Deutliche Kritik einiger Experten am neuen Verbraucherinsolvenzverfahren
Berlin: (hib/BOB) Deutliche Kritik einiger Sachverständiger gab es am Mittwochnachmittag bei einer Anhörung von Sachverständigen über den Gesetzentwurf der Bundesregierung für ein neues Verbraucherinsolvenzverfahren ( 16/7416). Nach Angaben der Regierung ist vorgesehen, dass auf das bislang notwendige zeit- und kostenintensive gerichtliche Insolvenzverfahren verzichtet werden soll, wenn bereits nach der vorläufigen Prüfung durch einen Treuhänder feststeht, dass der Schuldner völlig mittellos ist. Um einen Missbrauch zu verhindern, ist eine Stärkung der Gläubigerrechte geplant.
Es gebe eine "unglaubliche Vielzahl von Widersprüchen in dem Gesetzentwurf", so Professor Hans Haarmeyer von der Fachhochschule Koblenz. Die vorliegende Fassung sei weitgehend "nicht geglückt". Die vornehmlich fiskalisch begründete Reformnotwendigkeit bestehe nicht. Eine solide Feststellung tatsächlicher Belastungen sei frühestens Ende 2009 möglich. Bis zum heutigen Tag vorliegende Erhebungen widerlegten eine angeblich unzumutbare Kostenbelastung vollständig. Der Entwurf führe zudem zu massiven bürokratischen und personellen Erschwernissen, ohne auch nur ansatzweise materielle Verbesserungen oder gar Erleichterungen für die Abwicklung des Verfahrens mit sich zu bringen. Die geplante Novellierung bewirke zudem eine erhebliche Schwächung der Gläubigerrechte. Wie zuvor schon Haarmeyer wies Frank Frind, Richter am Amtsgericht Hamburg, darauf hin, es gebe neun laufende Gesetzesänderungsvorhaben zur Insolvenzordnung. Diese würden vom Bundesjustizministerium offenbar nicht aufeinander abgestimmt. Die insolvenzgerichtliche Praxis könne dieser Flut von Gesetzesänderungen in der täglichen Arbeit nicht mehr bewältigen - eine funktionierende Insolvenzordnung werde so "kaputt reformiert". Es gebe offenbar "überhaupt keine Rücksprache mit der Praxis", so Frind.
Oliver Liersch, Rechtsanwalt für Insolvenzrecht aus Hannover, war der Meinung, mit dem Inkrafttreten der Insolvenzordnung 1999 sei nach langer Diskussion ein einheitliches und bis heute in seiner Grundstruktur unbestritten gutes Recht geschaffen worden. Inzwischen habe es seit 1999 eine Vielzahl von Änderungsgesetzen zur Insolvenzordnung gegeben, weitere Entwürfe lägen noch vor. Auch Liersch war der Meinung, dass die Zielrichtung vieler dieser Änderungen untereinander wenig abgestimmt sei. Der Rechtsausschuss habe die Aufgabe, die verschiedenen Zielsetzungen von Änderungswünschen stärker zu bündeln, so Liersch.

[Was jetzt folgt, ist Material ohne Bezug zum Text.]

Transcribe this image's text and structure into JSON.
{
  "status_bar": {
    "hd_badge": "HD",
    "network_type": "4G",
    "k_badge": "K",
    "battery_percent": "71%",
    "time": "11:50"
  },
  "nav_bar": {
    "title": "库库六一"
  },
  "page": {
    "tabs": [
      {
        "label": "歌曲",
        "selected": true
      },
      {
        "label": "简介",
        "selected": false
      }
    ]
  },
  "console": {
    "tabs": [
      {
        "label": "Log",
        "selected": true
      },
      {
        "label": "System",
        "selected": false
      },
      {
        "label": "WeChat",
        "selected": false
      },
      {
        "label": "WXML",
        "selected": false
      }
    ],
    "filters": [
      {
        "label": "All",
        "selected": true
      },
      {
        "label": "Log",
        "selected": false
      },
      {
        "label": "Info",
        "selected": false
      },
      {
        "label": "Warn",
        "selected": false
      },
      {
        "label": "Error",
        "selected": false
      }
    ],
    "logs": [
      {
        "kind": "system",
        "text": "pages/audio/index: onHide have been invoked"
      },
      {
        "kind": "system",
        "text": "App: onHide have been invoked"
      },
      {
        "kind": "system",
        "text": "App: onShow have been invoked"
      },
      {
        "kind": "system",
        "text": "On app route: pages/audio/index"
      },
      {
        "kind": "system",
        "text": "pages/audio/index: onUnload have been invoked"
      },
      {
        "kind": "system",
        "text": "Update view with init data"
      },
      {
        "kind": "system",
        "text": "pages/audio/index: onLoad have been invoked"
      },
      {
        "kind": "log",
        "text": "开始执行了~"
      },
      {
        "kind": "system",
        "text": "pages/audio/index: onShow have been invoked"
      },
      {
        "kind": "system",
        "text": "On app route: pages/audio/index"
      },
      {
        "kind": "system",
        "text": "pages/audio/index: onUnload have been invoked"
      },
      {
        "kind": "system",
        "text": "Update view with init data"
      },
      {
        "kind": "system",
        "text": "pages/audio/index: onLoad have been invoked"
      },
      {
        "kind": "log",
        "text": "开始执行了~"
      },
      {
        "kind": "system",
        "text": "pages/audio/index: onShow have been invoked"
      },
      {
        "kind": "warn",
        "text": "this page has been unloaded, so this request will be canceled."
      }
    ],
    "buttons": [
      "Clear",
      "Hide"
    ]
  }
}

Professor Heinz Vallender, Richter am Amtsgericht Köln, begrüßte dagegen die Initiative der Bundesregierung in der vorgesehenen Grundkonzeption. Sie verzichte auf ein Insolvenzverfahren, das mit erheblichem Aufwand verbunden sei. Stattdessen sehe der Entwurf bei mittellosen Schuldnern ein Entschuldungsverfahren vor. Auch dieses Verfahren, so Vallender einschränkend, werde jedoch für den Fiskus nicht zum "Nulltarif" zu haben sein. Zur Deckung der Kosten des Verfahrens sagte der Experte, Rechtpfleger und auch Verwalter hätten übereinstimmend berichtet, dass es nicht wenigen Schuldnern gelungen sei, im Lauf des Verfahrens aus dem pfändbaren Einkommen oder auf Grund von sonstigen Geldzuflüssen zumindest einen Teil der Verfahrenskosten aufzubringen. Professor Hugo Grote (ebenfalls Fachhochschule Koblenz) begrüßte die vorgesehenen Änderungen im Wesentlichen. Einem Großteil der gemachten Vorschläge liege das Bedürfnis zu Grunde, Kosten in den Länderjustizhaushalten einzusparen. Dies solle insbesondere durch eine Kostenbeteiligung der Schuldner und durch Vereinfachungen des Verfahrens ohne Geldmittel geschehen.